Quand les médias font l'actu...
Habituellement, chacun cuisine sa petite recette personnelle : plus ou moins à base de compromis commerciaux et politiques, plus ou moins épicés de moments économiquement difficiles... Tant que la mayonnaise prend, tout va bien. Mais parfois, comme ces temps-ci, le menu se révèle explosif. Ainsi, commençons par le début d'une semaine riche en rebondissements...
Chronologie d'une guerre fratricide : toutes les affaires, heure après heure, jour après jour
- Affaire dijOnscOpe / Le Bien public & Journal de Saône-et-Loire : Un air de déjà vu...
- Lundi 18 octobre l 9h : Début du procès de fond au tribunal de grande instance de Nancy opposant dijOnscOpe aux SA Le Bien Public et Les Journaux de Saône-et-Loire (groupe Ebra). En rentrant, Sabine Torres, fondatrice et directrice du journal, publie un article intitulé Scoop : "dijOnscOpe remplit ses colonnes avec les articles du Bien Public !", et note que "selon nos accusateurs, les effectifs de dijOnscOpe seraient si dérisoires que nous serions contraints de piller nos confrères pour parvenir à publier six éditions quotidiennes par semaine. Effectivement, nos 8.157 articles originaux édités sur le site depuis sa mise en ligne le 1er septembre 2009 ne suffisent pas en soi..." (Lire ici notre article). Et de préciser : "Méchant dijOnscOpe, dont "les pratiques dangereuses" menacent "la survivance de la presse quotidienne régionale", rien de moins, selon Me Jean-Michel Brocherieux" (ndlr : avocat du groupe Ebra). Après moults rebondissements, l'affaire qui a commencé au mois de mai dernier devrait se dénouer le 06 décembre prochain, jour prévu du délibéré...

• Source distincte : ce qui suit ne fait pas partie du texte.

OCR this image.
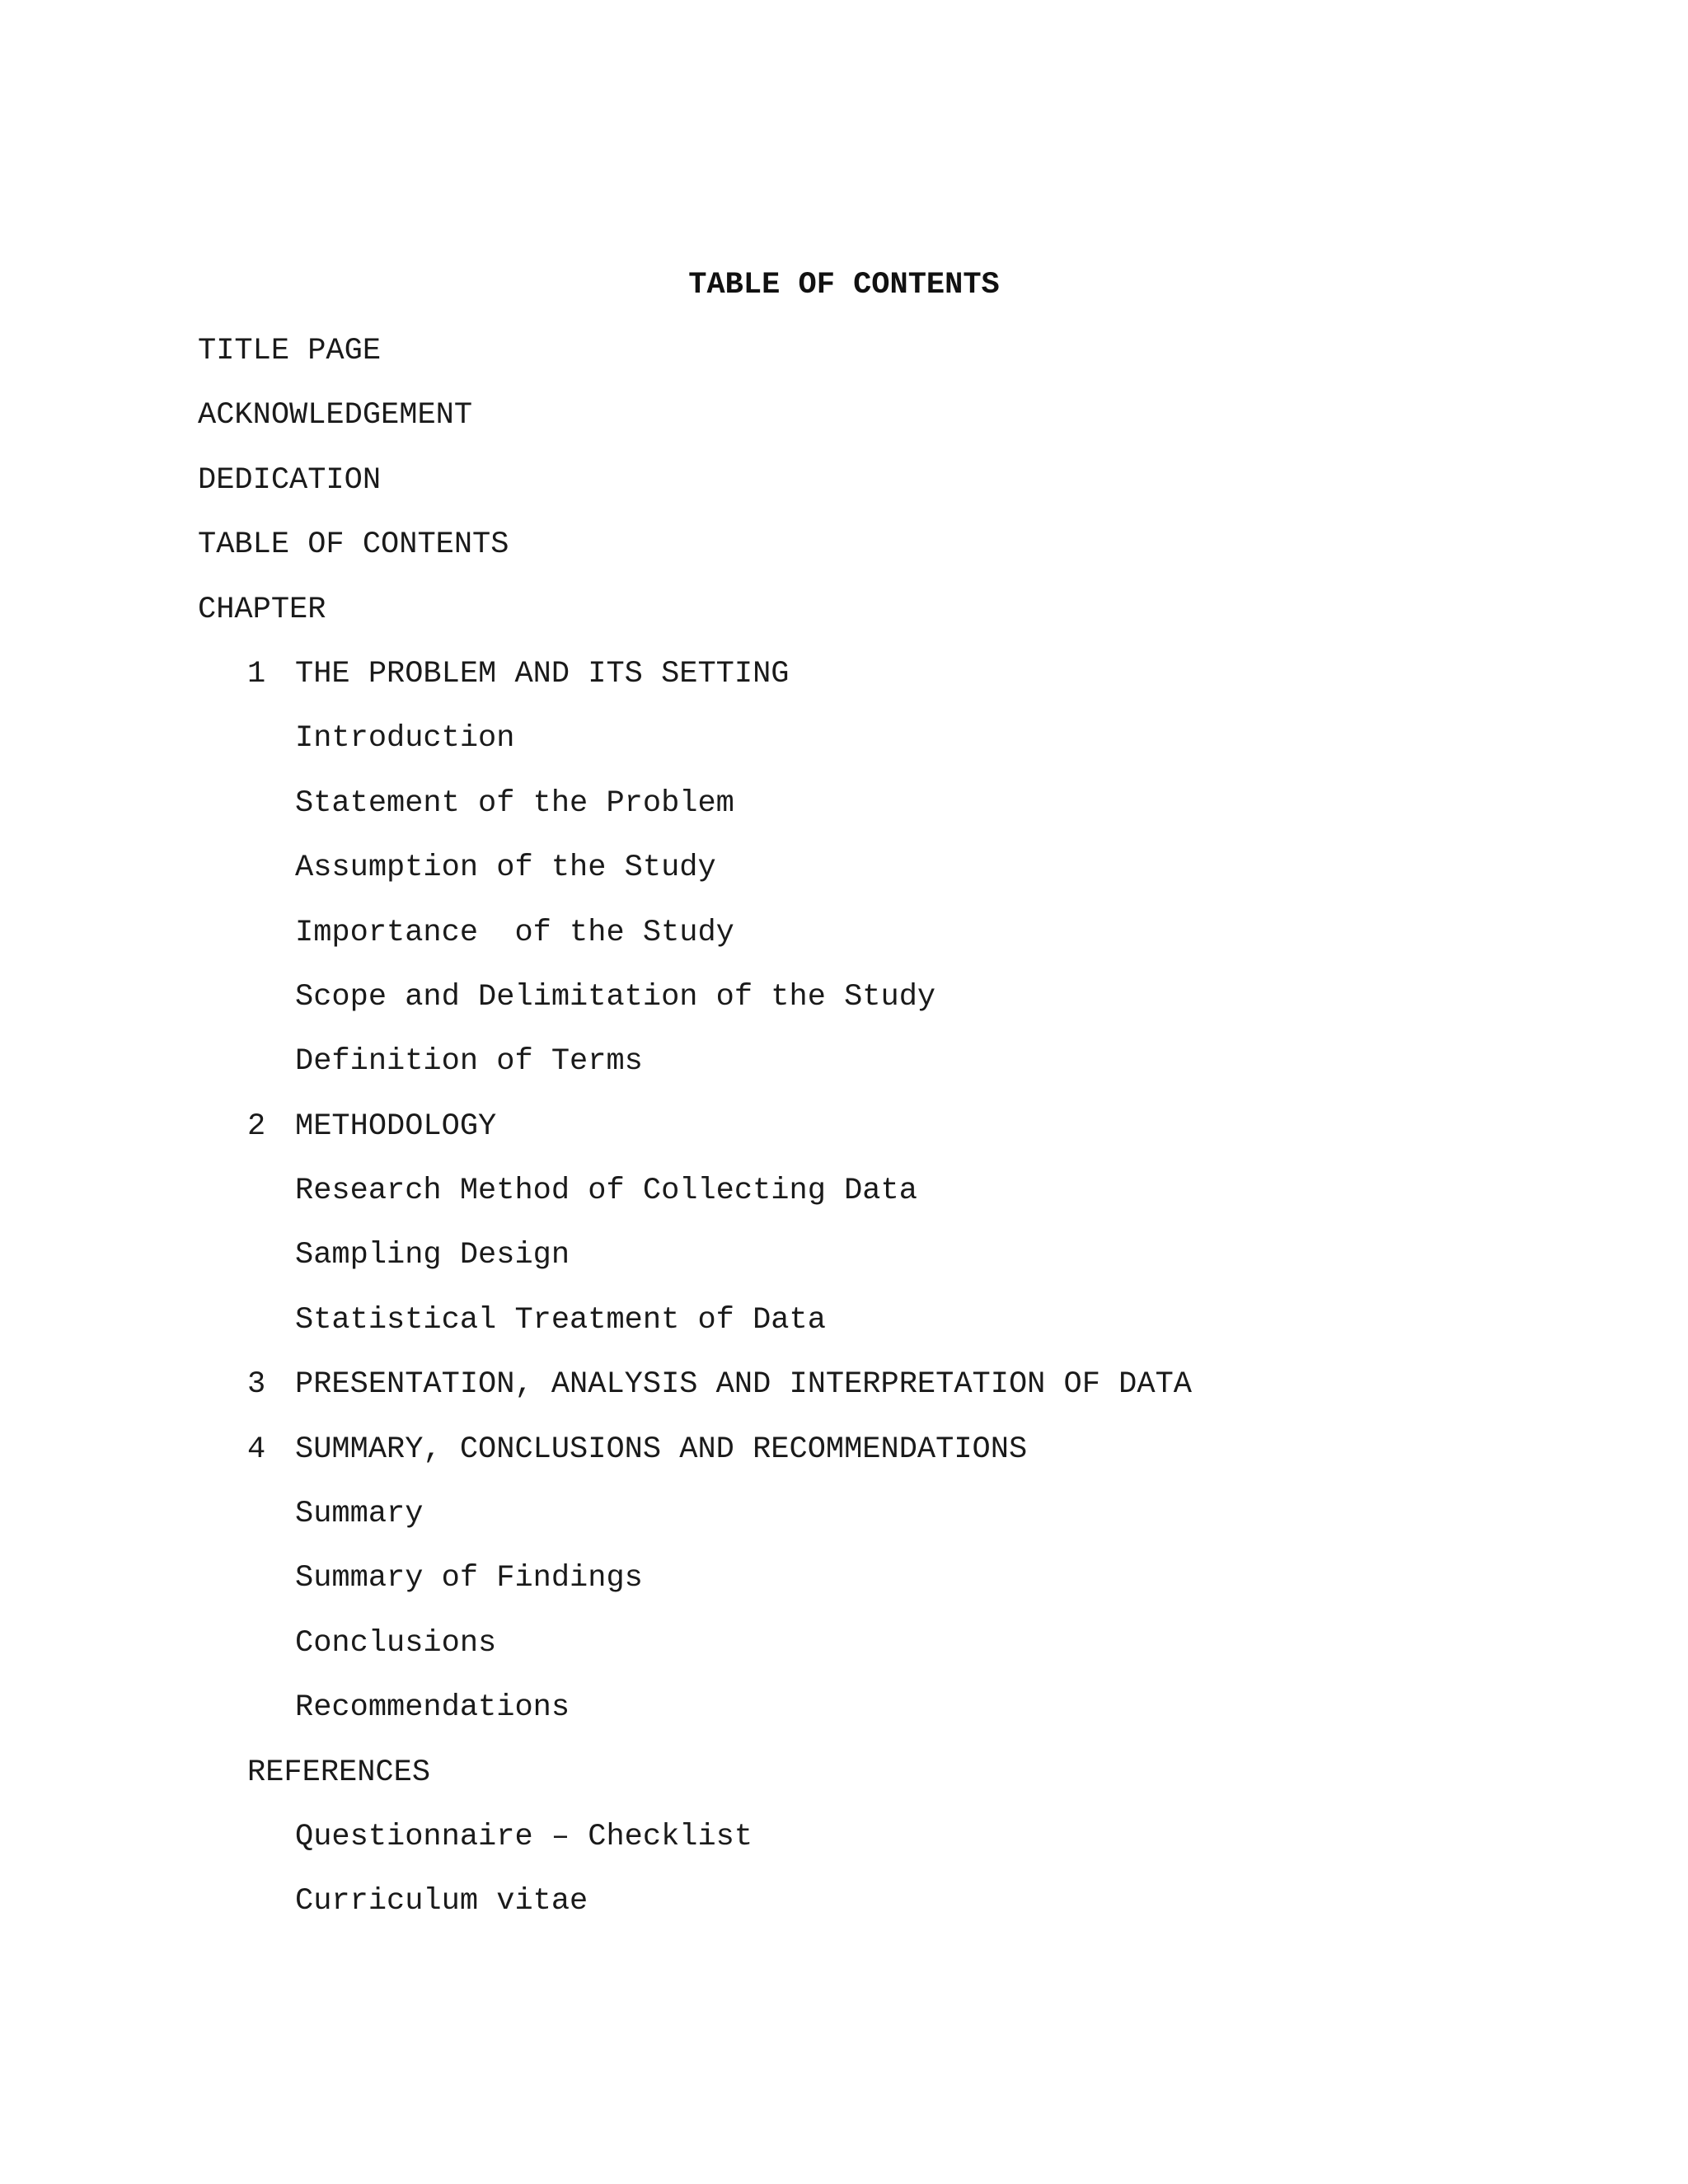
TABLE OF CONTENTS
TITLE PAGE
ACKNOWLEDGEMENT
DEDICATION
TABLE OF CONTENTS
CHAPTER
1 THE PROBLEM AND ITS SETTING
Introduction
Statement of the Problem
Assumption of the Study
Importance  of the Study
Scope and Delimitation of the Study
Definition of Terms
2 METHODOLOGY
Research Method of Collecting Data
Sampling Design
Statistical Treatment of Data
3 PRESENTATION, ANALYSIS AND INTERPRETATION OF DATA
4 SUMMARY, CONCLUSIONS AND RECOMMENDATIONS
Summary
Summary of Findings
Conclusions
Recommendations
REFERENCES
Questionnaire – Checklist
Curriculum vitae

- Affaire Voo TV / Rue89.com / mairie de Dijon / conseil régional de Bourgogne / Facebook : Internet s'en prend à la télé !
- Lundi 18 octobre l 11h25 : Le site d'informations Rue89.com publie un article sans langue de bois relatif à la gestion de la chaîne Voo TV : A Dijon, François Rebsamen pratique l'ouverture télévisuelle (Lire ici l'article). Au sujet du sénateur-maire de la ville, du nouveau directeur général, Jean-Louis Pierre (ndlr : ex-rédacteur en chef du Bien Public), et du nouveau président de la chaîne, Patrice Tapie (ndlr : par ailleurs président de la CGPME en Côte-d'Or), les journalistes évoquent des "bords idéologiques différents", en précisant que "les trois seraient liés par des intérêts politiques et économiques. Ce qu'ils nient vigoureusement. Mais pourquoi disent-ils tout et son contraire sur ces nominations, l'état financier de la chaîne et ses relations avec la ville de Dijon ? Etude de mœurs sur la gestion d'un baron socialiste en son fief"... Le ton est acéré et se concentre donc sur d'éventuelles pressions exercées par la mairie de Dijon sur Voo TV... Réactions en chaîne.

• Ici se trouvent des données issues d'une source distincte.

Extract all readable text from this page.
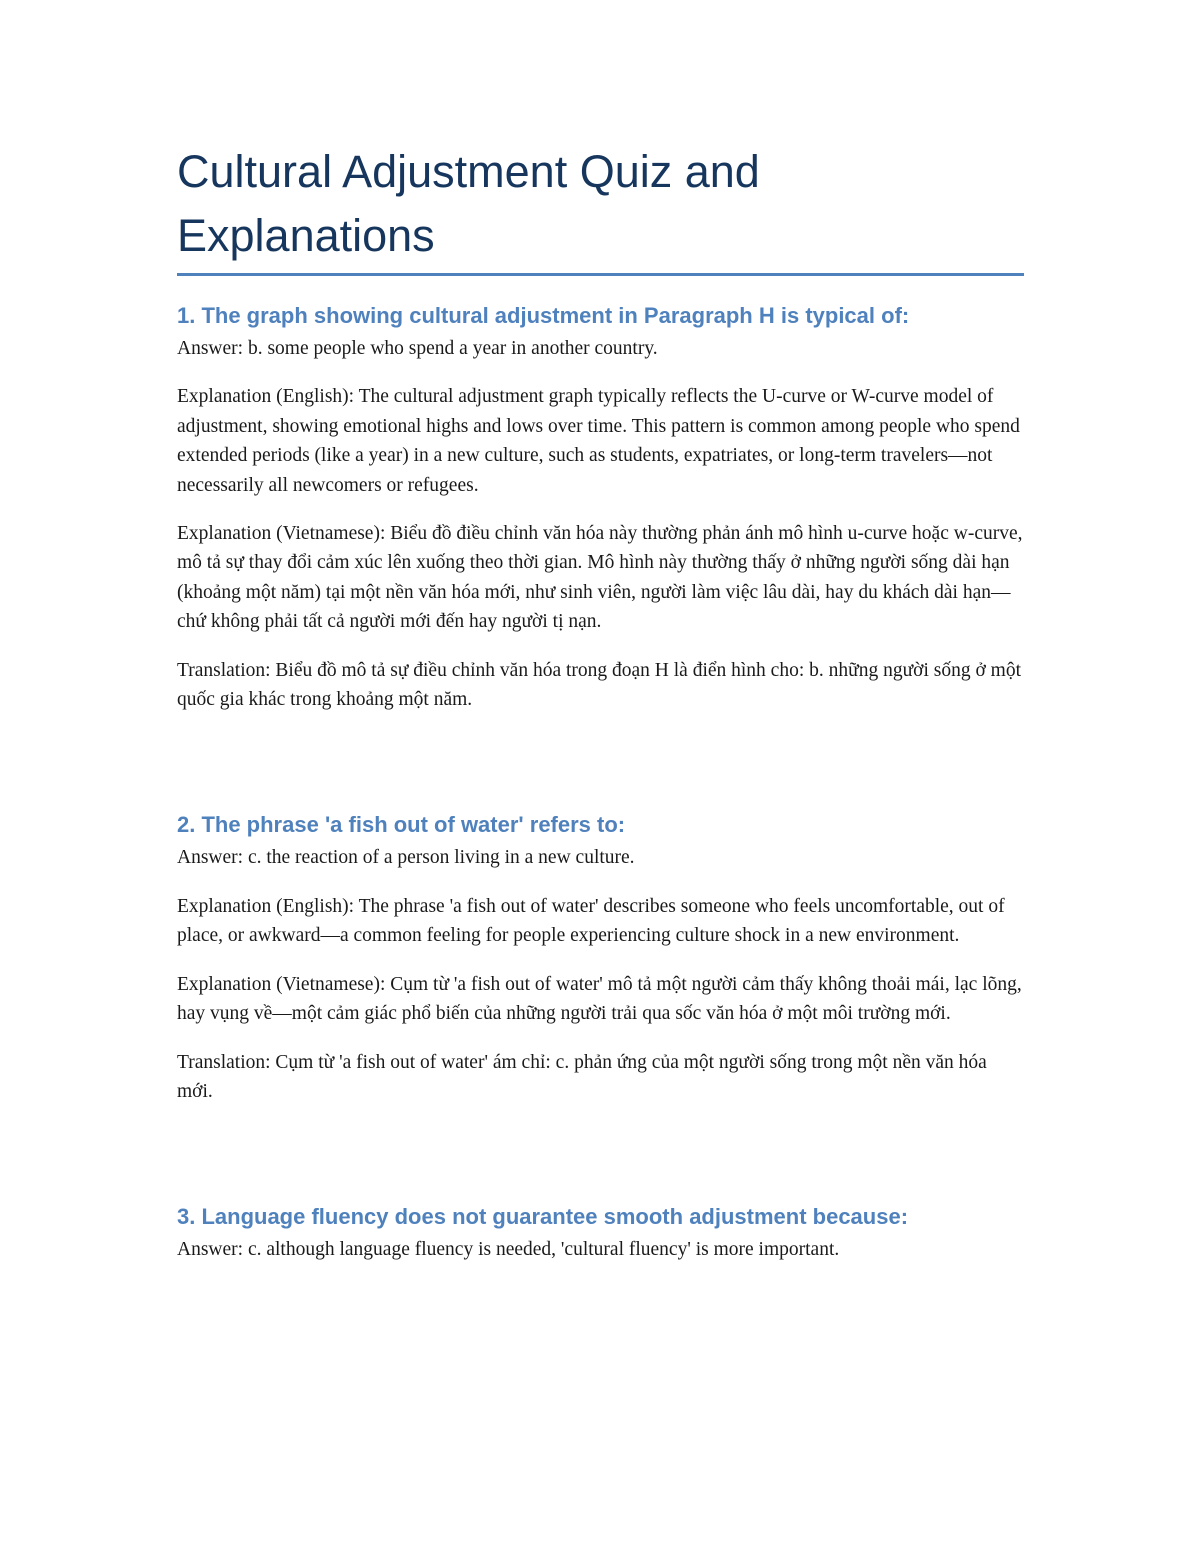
Cultural Adjustment Quiz and Explanations

1. The graph showing cultural adjustment in Paragraph H is typical of:

Answer: b. some people who spend a year in another country.

Explanation (English): The cultural adjustment graph typically reflects the U-curve or W-curve model of adjustment, showing emotional highs and lows over time. This pattern is common among people who spend extended periods (like a year) in a new culture, such as students, expatriates, or long-term travelers—not necessarily all newcomers or refugees.

Explanation (Vietnamese): Biểu đồ điều chỉnh văn hóa này thường phản ánh mô hình u-curve hoặc w-curve, mô tả sự thay đổi cảm xúc lên xuống theo thời gian. Mô hình này thường thấy ở những người sống dài hạn (khoảng một năm) tại một nền văn hóa mới, như sinh viên, người làm việc lâu dài, hay du khách dài hạn—chứ không phải tất cả người mới đến hay người tị nạn.

Translation: Biểu đồ mô tả sự điều chỉnh văn hóa trong đoạn H là điển hình cho: b. những người sống ở một quốc gia khác trong khoảng một năm.

2. The phrase 'a fish out of water' refers to:

Answer: c. the reaction of a person living in a new culture.

Explanation (English): The phrase 'a fish out of water' describes someone who feels uncomfortable, out of place, or awkward—a common feeling for people experiencing culture shock in a new environment.

Explanation (Vietnamese): Cụm từ 'a fish out of water' mô tả một người cảm thấy không thoải mái, lạc lõng, hay vụng về—một cảm giác phổ biến của những người trải qua sốc văn hóa ở một môi trường mới.

Translation: Cụm từ 'a fish out of water' ám chỉ: c. phản ứng của một người sống trong một nền văn hóa mới.

3. Language fluency does not guarantee smooth adjustment because:

Answer: c. although language fluency is needed, 'cultural fluency' is more important.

- Lundi 18 octobre l Dans l'après-midi : A l'occasion de la session plénière démarrée dans la matinée, les élus du conseil régional de Bourgogne (CRB) débattent de la subvention annuelle de 133.000 euros à attribuer ou non à Voo TV. Pour le groupe d'opposition (UMP/Nouveau centre) Bourgogne dynamique, il n'est pas question de voter la subvention : "Cette télé locale privée, largement subventionnée, n'apporte pas pour nous pleine satisfaction. Premièrement, elle ne respecte pas le cahier des charges du CSA qui oblige à deux heures de programmes frais chaque jour. (...) Ensuite, avec les méthodes de TNT actuelles, elle n'émet que sur 40% du territoire dijonnais : depuis deux ans, elle nous promet un élargissement de la couverture mais avec quelles finances ?".
Michel Neugnot, vice-président du conseil régional, répond avoir eu les mêmes questionnements : "Vous avez constaté comme nous que nous arrivons en fin d'année et que nous n'avions pas encore voté cette subvention, tout simplement parce que le calage de la mise en place de cette télévision demandait quelque temps et que nous avons décidé d'y aller qu'à partir du moment où les choses rentreraient dans l'ordre et démarreraient. Vous avez dit, à juste titre, que se posait jusqu'à présent un problème de diffusion. Nous avons eu quelques réunions - plusieurs membres du conseil régional participent au conseil d'administration de la chaîne, où nous avons eu des explications qui portaient d'une part sur le fait que Demain Tv s'est retiré et qu'il fallait donc trouver un autre partenaire du capital. D'autre part, il y a des négociations en cours pour que l'émission de la chaîne soit sur un réseau plus large que l'agglomération dijonnaise. Des assurances sont données, notamment avec la généralisation de la TNT en Bourgogne, le 16 novembre prochain. Et puis il y a une négociation avec Orange TV pour que ce soit aussi sur le bouquet d'Orange, avec une diffusion plus large que la Bourgogne elle-même. C'est donc avec ces assurances, que nous n'avions pas auparavant, que nous avons décidé de nous engager et de verser cette subvention. Donc vos remarques sont justifiées pour autant que nous n'avions pas de réponses à nos interrogations qui sont aussi les vôtres. Nous les avons eues".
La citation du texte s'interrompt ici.